Identification of the feeder vessels and their pre-operative embolization to reduce intra-operative hemorrhage is done, following angiography. The size and site of the lesion as well as the size and location of the feeding vessel are demonstrated in angiography.[9] Commonly, the vascular supply to JNAs is primarily from distal Internal Maxillary Artery (IMA) branches, particularly the sphenopalatine, descending palatine, and posterior superior alveolar branches. JNAs may also be supplied by the ascending pharyngeal artery.

Histologically, JNAs originate from myofibroblasts. The tumor is unencapsulated and usually spreads submucosally. It is composed of endothelial cell-lined vascular spaces or channels, in a fibrous connective stroma, surrounded by a collagenous tissue network without a complete muscular layer.[15]

Surgery is the mainstay of treatment of JNA. Pre-operative embolization and newer surgical approaches result in less hemorrhage and complete resection of the tumor. Aggressive re-resection should be done for resectable tumor recurrences. Radiotherapy must be reserved for unresectable, recurrent/residual disease.[10]


JNA is an uncommon neoplasm of adolescent males frequently presenting with nasal obstruction and epistaxis.
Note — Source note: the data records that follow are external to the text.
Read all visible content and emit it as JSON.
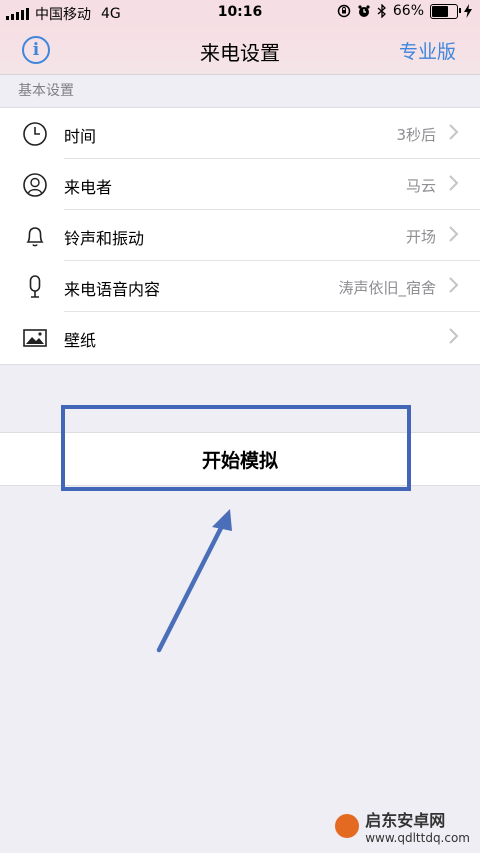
{
  "status_bar": {
    "carrier": "中国移动",
    "network": "4G",
    "time": "10:16",
    "battery": "66%",
    "battery_level": 0.66
  },
  "nav": {
    "title": "来电设置",
    "pro_label": "专业版",
    "info_glyph": "i"
  },
  "section": {
    "header": "基本设置",
    "items": [
      {
        "icon": "clock-icon",
        "label": "时间",
        "value": "3秒后"
      },
      {
        "icon": "person-icon",
        "label": "来电者",
        "value": "马云"
      },
      {
        "icon": "bell-icon",
        "label": "铃声和振动",
        "value": "开场"
      },
      {
        "icon": "microphone-icon",
        "label": "来电语音内容",
        "value": "涛声依旧_宿舍"
      },
      {
        "icon": "picture-icon",
        "label": "壁纸",
        "value": ""
      }
    ]
  },
  "start_button": {
    "label": "开始模拟"
  },
  "watermark": {
    "main": "启东安卓网",
    "sub": "www.qdlttdq.com"
  },
  "colors": {
    "accent": "#3f86dc",
    "highlight": "#4166b8",
    "nav_bg": "#f6dfe4",
    "page_bg": "#efeef4"
  }
}
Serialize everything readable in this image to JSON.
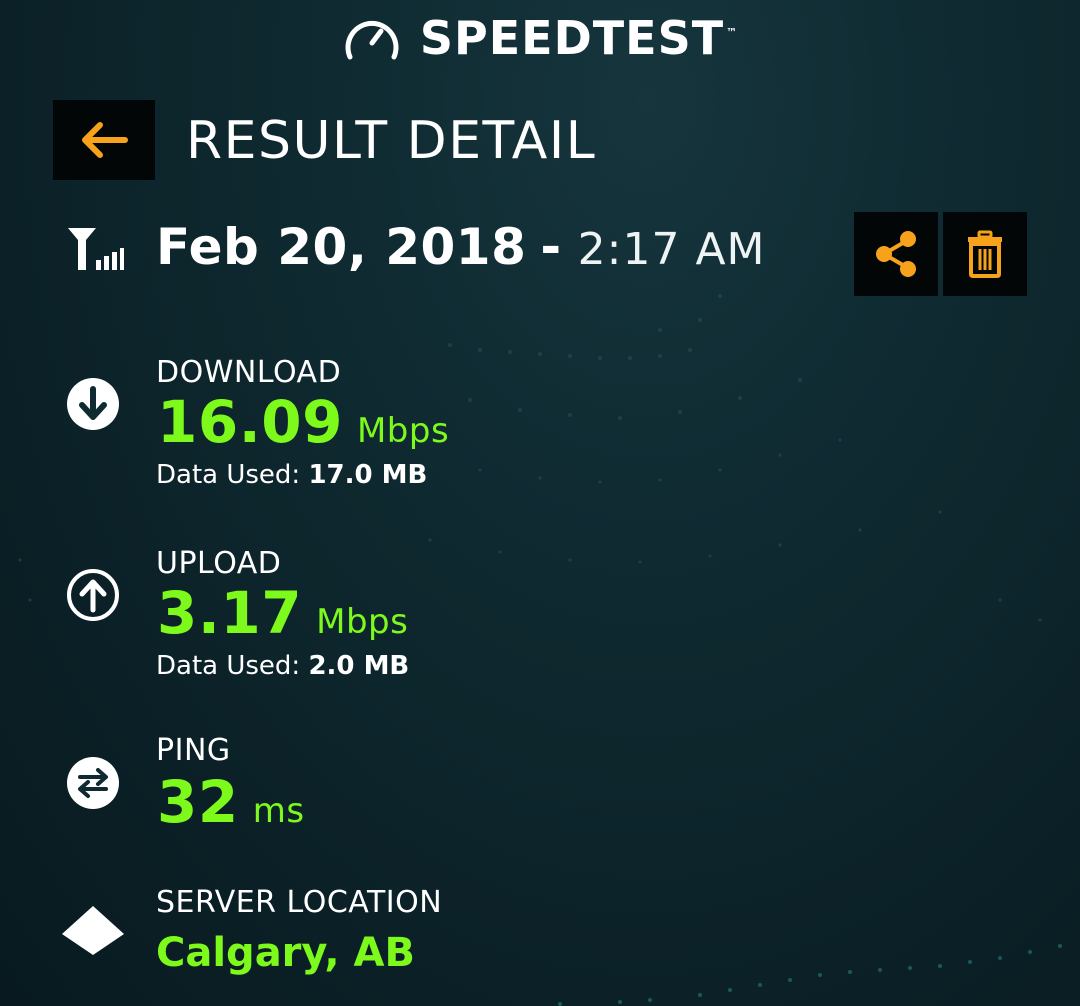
{
  "brand": {
    "name": "SPEEDTEST",
    "trademark": "™"
  },
  "header": {
    "title": "RESULT DETAIL",
    "back_icon": "arrow-left-icon"
  },
  "result": {
    "date": "Feb 20, 2018",
    "separator": "-",
    "time": "2:17 AM",
    "connection_icon": "cellular-signal-icon",
    "actions": {
      "share_icon": "share-icon",
      "delete_icon": "trash-icon"
    }
  },
  "metrics": {
    "download": {
      "label": "DOWNLOAD",
      "value": "16.09",
      "unit": "Mbps",
      "data_used_label": "Data Used:",
      "data_used_value": "17.0 MB",
      "icon": "download-arrow-icon"
    },
    "upload": {
      "label": "UPLOAD",
      "value": "3.17",
      "unit": "Mbps",
      "data_used_label": "Data Used:",
      "data_used_value": "2.0 MB",
      "icon": "upload-arrow-icon"
    },
    "ping": {
      "label": "PING",
      "value": "32",
      "unit": "ms",
      "icon": "ping-arrows-icon"
    },
    "server": {
      "label": "SERVER LOCATION",
      "value": "Calgary, AB",
      "icon": "server-pyramid-icon"
    }
  },
  "colors": {
    "accent_orange": "#f7a21b",
    "value_green": "#7dfa1c",
    "background": "#0f2a31",
    "button_bg": "#020607"
  }
}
Although patients with JNA may be rarely encountered by dental surgeons as in the present case, with a sound knowledge of the anatomy and help of advanced imaging techniques, the lesion can be diagnosed. It is of prime importance that the lesion be diagnosed early. The stage of the tumor and the age of the patient are predictors of recurrence post surgical intervention. Hence, early diagnosis not only helps in better management, but also prevents recurrence of JNA.